The US National Telecommunications and Information Administration (NTIA) is ceding its control of the Internet Corporation for Assigned Names and Numbers (ICANN) to the global multistakeholder community.

The latest decision marks the beginning of a long-planned transition affecting the stewardship of the ICANN, which has been tasked with assigning website addresses and directing Internet traffic.

With the NTIA anticipated to end the supervision of ICANN’s Internet Assigned Numbers Authority by the time its contract comes to an end next September, proposals for a new ICANN stewardship would be accepted from the following week at a conference in Singapore.

Communications and Information Commerce Assistant Secretary Lawrence Strickling said that the timing is right to start the transition process.

"We look forward to ICANN convening stakeholders across the global Internet community to craft an appropriate transition plan," Strickling said.

NTIA has asked ICANN to convene global stakeholders to develop a proposal to transition the current role played by NTIA in the coordination of the Internet’s domain name system (DNS).

NTIA wants the succeeding controlling body should comprise of private companies and government representatives.

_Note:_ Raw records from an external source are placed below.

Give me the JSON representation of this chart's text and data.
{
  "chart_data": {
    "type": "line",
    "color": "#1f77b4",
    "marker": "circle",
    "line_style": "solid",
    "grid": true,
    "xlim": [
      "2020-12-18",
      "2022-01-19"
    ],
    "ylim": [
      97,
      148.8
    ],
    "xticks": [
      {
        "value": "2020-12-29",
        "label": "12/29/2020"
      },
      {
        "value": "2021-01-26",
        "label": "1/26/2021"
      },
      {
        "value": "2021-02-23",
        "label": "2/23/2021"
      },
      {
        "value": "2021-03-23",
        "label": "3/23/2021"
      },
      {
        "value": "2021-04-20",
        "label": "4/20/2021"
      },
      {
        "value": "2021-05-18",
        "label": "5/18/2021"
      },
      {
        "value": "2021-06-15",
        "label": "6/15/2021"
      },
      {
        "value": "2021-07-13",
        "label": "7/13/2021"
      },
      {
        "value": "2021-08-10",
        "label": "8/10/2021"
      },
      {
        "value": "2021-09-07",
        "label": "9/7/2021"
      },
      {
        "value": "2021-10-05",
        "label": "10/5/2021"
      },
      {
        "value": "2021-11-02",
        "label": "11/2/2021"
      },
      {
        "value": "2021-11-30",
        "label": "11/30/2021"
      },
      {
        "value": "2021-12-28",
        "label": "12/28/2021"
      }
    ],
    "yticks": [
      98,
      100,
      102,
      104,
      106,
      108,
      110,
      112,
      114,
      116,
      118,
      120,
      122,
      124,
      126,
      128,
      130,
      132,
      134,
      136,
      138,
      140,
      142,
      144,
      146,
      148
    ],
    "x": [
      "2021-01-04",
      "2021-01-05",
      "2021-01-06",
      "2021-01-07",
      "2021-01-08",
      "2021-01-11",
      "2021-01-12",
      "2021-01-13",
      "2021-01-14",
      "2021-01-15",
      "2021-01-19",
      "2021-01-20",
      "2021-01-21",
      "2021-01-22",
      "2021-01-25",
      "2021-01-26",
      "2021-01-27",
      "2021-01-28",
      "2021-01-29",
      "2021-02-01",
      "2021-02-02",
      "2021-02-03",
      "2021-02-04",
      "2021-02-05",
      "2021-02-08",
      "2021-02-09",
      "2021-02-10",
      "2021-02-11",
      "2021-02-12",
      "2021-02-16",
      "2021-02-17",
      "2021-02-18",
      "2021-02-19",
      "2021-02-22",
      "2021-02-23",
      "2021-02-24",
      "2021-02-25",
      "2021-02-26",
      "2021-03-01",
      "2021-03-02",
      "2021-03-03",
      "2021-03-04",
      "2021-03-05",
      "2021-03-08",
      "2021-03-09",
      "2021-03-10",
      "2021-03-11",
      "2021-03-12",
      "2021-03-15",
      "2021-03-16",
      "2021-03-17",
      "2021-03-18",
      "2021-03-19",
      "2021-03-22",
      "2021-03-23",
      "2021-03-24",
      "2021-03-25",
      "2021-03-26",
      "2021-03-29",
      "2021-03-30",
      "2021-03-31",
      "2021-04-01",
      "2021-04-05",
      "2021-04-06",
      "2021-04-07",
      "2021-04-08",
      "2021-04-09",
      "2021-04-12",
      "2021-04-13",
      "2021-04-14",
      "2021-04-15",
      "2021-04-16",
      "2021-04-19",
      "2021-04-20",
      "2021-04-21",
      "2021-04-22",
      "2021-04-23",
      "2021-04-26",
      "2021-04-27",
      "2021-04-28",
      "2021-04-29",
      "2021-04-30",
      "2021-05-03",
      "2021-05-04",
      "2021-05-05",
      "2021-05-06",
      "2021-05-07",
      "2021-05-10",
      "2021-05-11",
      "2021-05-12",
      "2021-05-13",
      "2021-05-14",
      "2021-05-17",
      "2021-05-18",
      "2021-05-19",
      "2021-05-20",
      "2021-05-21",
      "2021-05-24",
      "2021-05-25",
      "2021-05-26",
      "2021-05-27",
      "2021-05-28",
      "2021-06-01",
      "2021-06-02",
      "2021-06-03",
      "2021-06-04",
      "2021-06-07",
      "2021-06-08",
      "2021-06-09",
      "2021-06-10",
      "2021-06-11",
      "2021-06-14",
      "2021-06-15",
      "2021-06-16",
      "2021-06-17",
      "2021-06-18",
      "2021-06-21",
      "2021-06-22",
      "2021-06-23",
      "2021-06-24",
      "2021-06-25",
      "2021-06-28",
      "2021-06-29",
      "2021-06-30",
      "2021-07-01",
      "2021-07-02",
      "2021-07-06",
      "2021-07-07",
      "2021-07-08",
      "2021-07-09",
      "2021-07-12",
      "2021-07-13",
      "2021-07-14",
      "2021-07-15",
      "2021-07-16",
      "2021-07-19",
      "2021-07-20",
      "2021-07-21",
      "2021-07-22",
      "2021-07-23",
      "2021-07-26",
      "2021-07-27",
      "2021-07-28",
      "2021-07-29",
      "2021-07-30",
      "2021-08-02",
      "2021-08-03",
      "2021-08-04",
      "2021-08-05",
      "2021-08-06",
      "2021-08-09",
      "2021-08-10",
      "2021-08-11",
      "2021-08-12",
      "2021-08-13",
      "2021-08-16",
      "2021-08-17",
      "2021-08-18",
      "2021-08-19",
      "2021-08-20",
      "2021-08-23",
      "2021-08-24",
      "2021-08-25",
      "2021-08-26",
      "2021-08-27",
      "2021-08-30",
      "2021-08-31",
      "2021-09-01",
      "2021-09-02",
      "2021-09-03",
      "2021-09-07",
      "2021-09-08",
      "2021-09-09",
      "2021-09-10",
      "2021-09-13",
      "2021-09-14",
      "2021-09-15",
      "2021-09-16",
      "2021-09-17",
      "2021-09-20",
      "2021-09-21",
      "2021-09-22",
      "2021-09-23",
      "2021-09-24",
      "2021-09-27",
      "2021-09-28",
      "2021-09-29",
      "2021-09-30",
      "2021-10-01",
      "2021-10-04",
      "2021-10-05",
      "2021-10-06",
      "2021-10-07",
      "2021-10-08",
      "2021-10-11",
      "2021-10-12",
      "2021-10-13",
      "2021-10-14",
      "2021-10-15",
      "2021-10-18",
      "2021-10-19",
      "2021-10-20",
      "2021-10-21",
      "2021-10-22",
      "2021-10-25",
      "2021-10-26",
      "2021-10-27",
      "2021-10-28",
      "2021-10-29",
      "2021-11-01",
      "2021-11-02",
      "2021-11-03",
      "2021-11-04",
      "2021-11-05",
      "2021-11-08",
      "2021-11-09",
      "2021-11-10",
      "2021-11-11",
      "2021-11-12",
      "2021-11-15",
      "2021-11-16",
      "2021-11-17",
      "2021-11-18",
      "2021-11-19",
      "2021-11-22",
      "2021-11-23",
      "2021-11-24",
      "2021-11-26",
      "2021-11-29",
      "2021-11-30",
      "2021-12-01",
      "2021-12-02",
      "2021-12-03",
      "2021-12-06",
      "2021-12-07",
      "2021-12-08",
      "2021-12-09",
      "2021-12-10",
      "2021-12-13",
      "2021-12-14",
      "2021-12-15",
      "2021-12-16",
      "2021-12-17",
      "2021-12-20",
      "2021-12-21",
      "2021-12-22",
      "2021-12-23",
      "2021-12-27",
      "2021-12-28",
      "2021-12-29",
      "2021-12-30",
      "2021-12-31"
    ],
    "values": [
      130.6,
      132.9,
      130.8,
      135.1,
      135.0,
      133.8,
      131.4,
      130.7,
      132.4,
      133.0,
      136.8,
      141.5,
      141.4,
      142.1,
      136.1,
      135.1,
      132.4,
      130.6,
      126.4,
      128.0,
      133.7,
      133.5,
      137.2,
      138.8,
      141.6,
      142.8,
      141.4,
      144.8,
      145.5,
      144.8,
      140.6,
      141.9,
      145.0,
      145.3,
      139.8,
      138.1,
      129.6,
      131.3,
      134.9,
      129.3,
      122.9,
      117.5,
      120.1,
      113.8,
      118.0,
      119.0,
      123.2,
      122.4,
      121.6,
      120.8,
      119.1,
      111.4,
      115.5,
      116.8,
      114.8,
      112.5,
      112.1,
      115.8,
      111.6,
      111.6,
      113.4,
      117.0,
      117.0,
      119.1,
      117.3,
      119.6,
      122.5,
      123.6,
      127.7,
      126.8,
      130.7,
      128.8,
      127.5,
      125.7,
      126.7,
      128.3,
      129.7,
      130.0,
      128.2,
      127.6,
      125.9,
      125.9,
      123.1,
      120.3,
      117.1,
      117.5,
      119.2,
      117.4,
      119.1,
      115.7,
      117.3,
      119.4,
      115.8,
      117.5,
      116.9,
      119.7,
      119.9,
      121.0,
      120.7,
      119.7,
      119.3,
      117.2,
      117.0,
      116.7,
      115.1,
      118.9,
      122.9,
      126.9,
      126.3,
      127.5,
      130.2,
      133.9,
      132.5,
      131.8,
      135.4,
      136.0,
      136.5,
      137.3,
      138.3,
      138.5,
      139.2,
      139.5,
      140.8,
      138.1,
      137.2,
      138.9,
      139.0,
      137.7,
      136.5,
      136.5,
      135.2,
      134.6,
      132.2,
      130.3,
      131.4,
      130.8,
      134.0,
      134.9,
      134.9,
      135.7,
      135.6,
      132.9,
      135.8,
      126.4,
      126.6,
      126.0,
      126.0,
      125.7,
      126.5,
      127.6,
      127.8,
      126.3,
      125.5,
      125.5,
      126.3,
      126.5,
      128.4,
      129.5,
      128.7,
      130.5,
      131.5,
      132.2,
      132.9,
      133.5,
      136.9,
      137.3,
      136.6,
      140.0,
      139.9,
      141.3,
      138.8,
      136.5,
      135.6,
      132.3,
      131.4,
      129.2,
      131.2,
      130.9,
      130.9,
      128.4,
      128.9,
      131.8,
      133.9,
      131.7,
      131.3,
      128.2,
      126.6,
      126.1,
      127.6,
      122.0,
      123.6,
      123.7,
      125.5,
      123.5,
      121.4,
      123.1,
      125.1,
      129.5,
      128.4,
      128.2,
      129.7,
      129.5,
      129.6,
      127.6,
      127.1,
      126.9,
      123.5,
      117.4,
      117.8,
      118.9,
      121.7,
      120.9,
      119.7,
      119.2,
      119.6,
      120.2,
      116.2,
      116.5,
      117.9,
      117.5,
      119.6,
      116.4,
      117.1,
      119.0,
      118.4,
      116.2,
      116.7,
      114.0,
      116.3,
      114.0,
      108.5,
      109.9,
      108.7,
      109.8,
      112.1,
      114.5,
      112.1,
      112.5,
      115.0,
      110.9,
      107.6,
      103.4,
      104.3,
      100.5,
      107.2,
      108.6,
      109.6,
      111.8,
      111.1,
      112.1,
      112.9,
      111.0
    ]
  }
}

NTIA has told ICANN that the successor should have broad community support and address the principles including; support and enhance the multi stakeholder model; maintain the security, stability, and resiliency of the Internet DNS; meet the needs and expectation of the global customers and partners of the IANA services; and, maintain the openness of the Internet.

The agency also expects that ICANN need to work collaboratively with the directly affected parties, including the Internet Engineering Task Force (IETF), the Internet Architecture Board (IAB), the Internet Society (ISOC), the Regional Internet Registries (RIRs), top level domain name operators, VeriSign, and other interested global stakeholders.

Following which ICANN has started a process to transition the role of the US relating to the Internet’s unique identifiers system.

ICANN’s President and CEO Fadi Chehadé said the agency is inviting governments, the private sector, civil society, and other Internet organisations from the whole world to join in developing this transition process.

"All stakeholders deserve a voice in the management and governance of this global resource as equal partners,"Chehadé said.

Welcoming the decision, EU vice president Neelie Kroes said it will allow a more global multi-stakeholder basis for an important element of governance of the Internet.

"This is an historical step in making Internet governance truly global, and marks major progress towards the development of a multi-stakeholder model as advocated in the Commission’s recent Communication," Kroes said.

"Until now the United States has had the final say in changes to globally used data on top-level Internet domain names, such as .com or .de."